A Primeira Turma do Supremo Tribunal Federal (STF) decidiu, por unanimidade, tornar o deputado Eduardo Bolsonaro (PL-SP) réu pelo crime de coação no curso do processo. A decisão foi tomada no plenário virtual e concluída na madrugada desta quarta-feira (26), após os ministros acolherem integralmente a denúncia apresentada pela Procuradoria-Geral da República (PGR).
A acusação aponta que, durante uma viagem aos Estados Unidos, o deputado atuou para articular sanções contra autoridades brasileiras — entre elas tarifas de exportação, suspensão de vistos e a aplicação da Lei Magnitsky — numa tentativa de pressionar e intimidar o STF às vésperas do julgamento que condenou o ex-presidente Jair Bolsonaro por tentativa de golpe. Segundo a PGR, as medidas também tinham potencial de beneficiar o blogueiro Paulo Figueiredo Filho, denunciado pelo mesmo episódio.
Votaram a favor do recebimento da denúncia o relator Alexandre de Moraes e os ministros Flávio Dino, Cristiano Zanin e Cármen Lúcia, formando maioria antes mesmo do fim do prazo.
Moraes fala em intimidação direta ao tribunal
No voto que abriu a decisão, Moraes afirmou que a PGR apresentou elementos suficientes para a abertura da ação penal e destacou que Eduardo Bolsonaro ultrapassou os limites da atuação política ao buscar interferir diretamente no andamento de processos.
“A grave ameaça materializou-se pela articulação e obtenção de sanções do governo dos Estados Unidos, com tarifas, suspensão de vistos e a Lei Magnitsky aplicadas a este ministro relator”, escreveu.
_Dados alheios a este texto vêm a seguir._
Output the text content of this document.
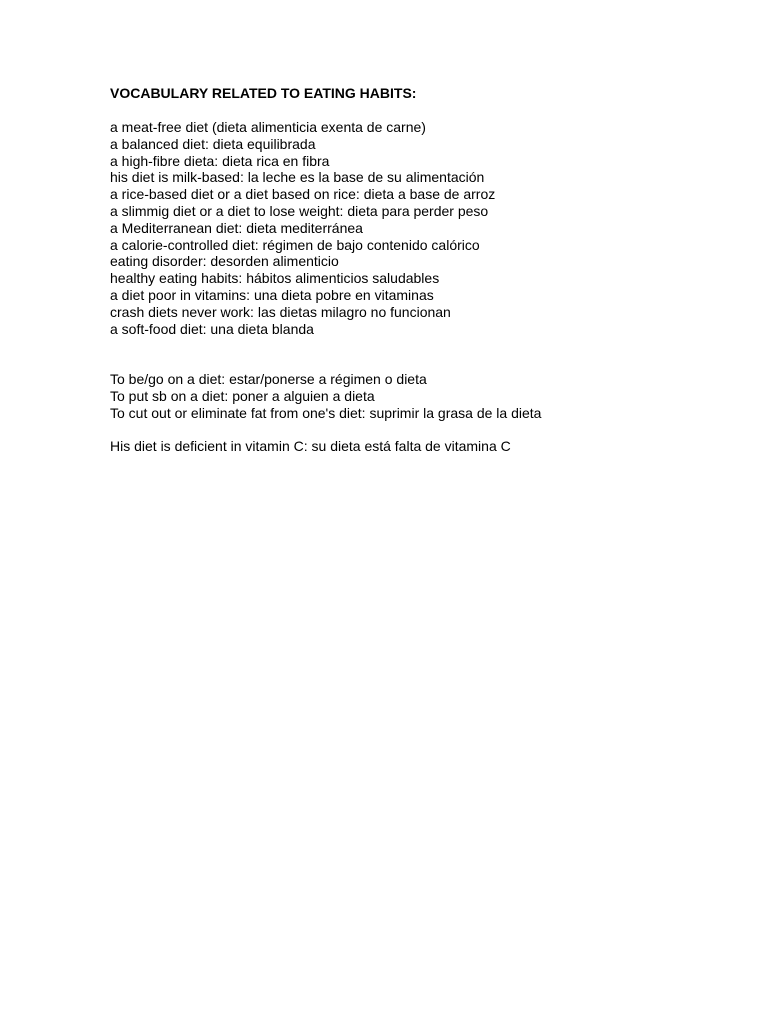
VOCABULARY RELATED TO EATING HABITS:
a meat-free diet (dieta alimenticia exenta de carne)
a balanced diet: dieta equilibrada
a high-fibre dieta: dieta rica en fibra
his diet is milk-based: la leche es la base de su alimentación
a rice-based diet or a diet based on rice: dieta a base de arroz
a slimmig diet or a diet to lose weight: dieta para perder peso
a Mediterranean diet: dieta mediterránea
a calorie-controlled diet: régimen de bajo contenido calórico
eating disorder: desorden alimenticio
healthy eating habits: hábitos alimenticios saludables
a diet poor in vitamins: una dieta pobre en vitaminas
crash diets never work: las dietas milagro no funcionan
a soft-food diet: una dieta blanda
To be/go on a diet: estar/ponerse a régimen o dieta
To put sb on a diet: poner a alguien a dieta
To cut out or eliminate fat from one's diet: suprimir la grasa de la dieta
His diet is deficient in vitamin C: su dieta está falta de vitamina C
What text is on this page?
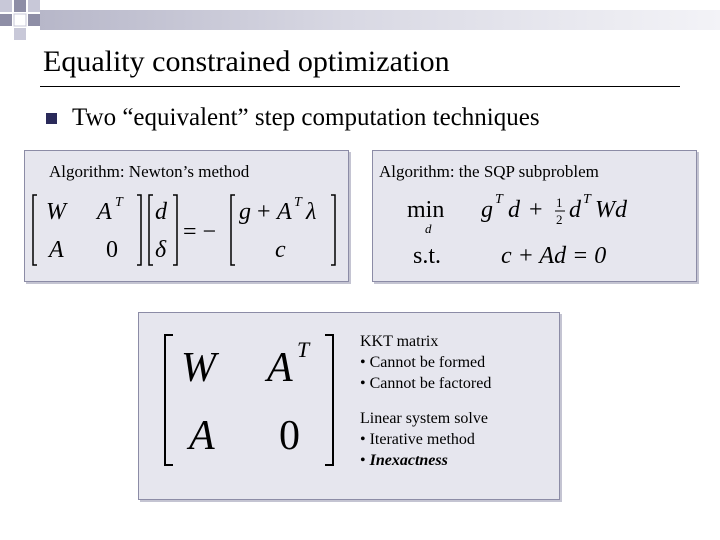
Equality constrained optimization
Two “equivalent” step computation techniques
Algorithm: Newton’s method
W A T
A 0
d
δ
= −
g + A T λ
c
Algorithm: the SQP subproblem
min
d
g T d + 1
2 d T Wd
s.t. c + Ad = 0
W A T
A 0
KKT matrix
• Cannot be formed
• Cannot be factored
Linear system solve
• Iterative method
• Inexactness
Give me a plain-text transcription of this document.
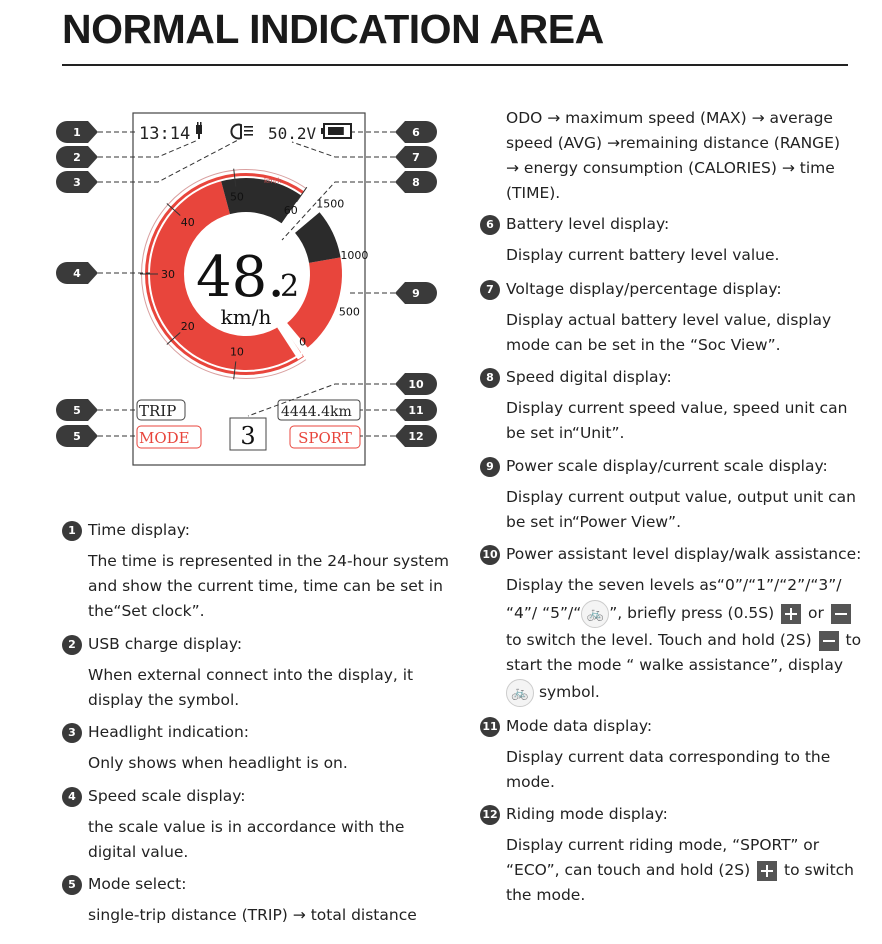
NORMAL INDICATION AREA
13:14	50.2V
10
20
30
40
50
60
km/h
1500
1000
500
0
48.
2
km/h
TRIP
MODE 3
4444.4km
SPORT
1
2
3
4
5
5
6
7
8
9
10
11
12
1 Time display:

The time is represented in the 24-hour system

and show the current time, time can be set in

the“Set clock”.

2 USB charge display:

When external connect into the display, it

display the symbol.

3 Headlight indication:

Only shows when headlight is on.

4 Speed scale display:

the scale value is in accordance with the

digital value.

5 Mode select:

single-trip distance (TRIP) → total distance

ODO → maximum speed (MAX) → average

speed (AVG) →remaining distance (RANGE)

→ energy consumption (CALORIES) → time

(TIME).

6 Battery level display:

Display current battery level value.

7 Voltage display/percentage display:

Display actual battery level value, display

mode can be set in the “Soc View”.

8 Speed digital display:

Display current speed value, speed unit can

be set in“Unit”.

9 Power scale display/current scale display:

Display current output value, output unit can

be set in“Power View”.

10 Power assistant level display/walk assistance:

Display the seven levels as“0”/“1”/“2”/“3”/

“4”/ “5”/“ 🚲 ”, briefly press (0.5S) or

to switch the level. Touch and hold (2S) to

start the mode “ walke assistance”, display

🚲 symbol.

11 Mode data display:

Display current data corresponding to the

mode.

12 Riding mode display:

Display current riding mode, “SPORT” or

“ECO”, can touch and hold (2S) to switch

the mode.
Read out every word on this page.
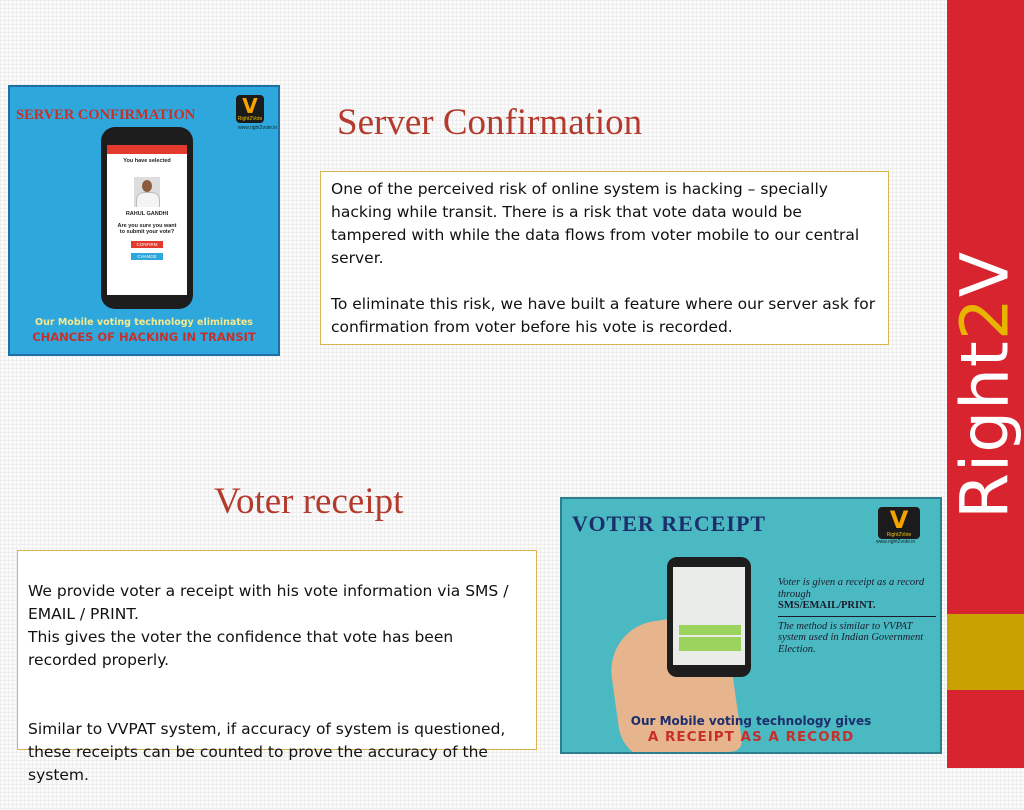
Right2V
SERVER CONFIRMATION	V
Right2Vote
www.right2vote.in
You have selected
RAHUL GANDHI
Are you sure you want to submit your vote?
CONFIRM
CHANGE
Our Mobile voting technology eliminates
CHANCES OF HACKING IN TRANSIT
Server Confirmation

One of the perceived risk of online system is hacking – specially hacking while transit. There is a risk that vote data would be tampered with while the data flows from voter mobile to our central server.

To eliminate this risk, we have built a feature where our server ask for confirmation from voter before his vote is recorded.

Voter receipt

We provide voter a receipt with his vote information via SMS / EMAIL / PRINT.
This gives the voter the confidence that vote has been recorded properly.

Similar to VVPAT system, if accuracy of system is questioned, these receipts can be counted to prove the accuracy of the system.

VOTER RECEIPT	V
Right2Vote
www.right2vote.in
Voter is given a receipt as a record through
SMS/EMAIL/PRINT.
The method is similar to VVPAT system used in Indian Government Election.
Our Mobile voting technology gives
A RECEIPT AS A RECORD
Para Moraes, o deputado tentou criar “ambiente de intimidação” para autoridades envolvidas no julgamento de Bolsonaro e para parlamentares que discutiam um possível projeto de anistia.
Como Eduardo não enviou resposta formal à acusação, sua defesa foi assumida pela Defensoria Pública da União (DPU). A instituição contestou o caso, dizendo que as falas atribuídas ao parlamentar são críticas políticas e não configuram ameaça. O deputado, em nota divulgada em setembro, alegou ser alvo de perseguição política.
Caso de Paulo Figueiredo será julgado separadamente
Também denunciado, o blogueiro Paulo Figueiredo Filho teve o processo desmembrado e será analisado posteriormente. Para a PGR, ele atuava de forma coordenada com Eduardo na divulgação das pressões no território americano.
O que acontece agora
Com o recebimento da denúncia, o STF instaura oficialmente uma ação penal. A próxima fase envolve a coleta de depoimentos, diligências e apresentação de provas. Apenas depois dessa etapa o tribunal julgará o mérito, decidindo se Eduardo Bolsonaro será absolvido ou condenado.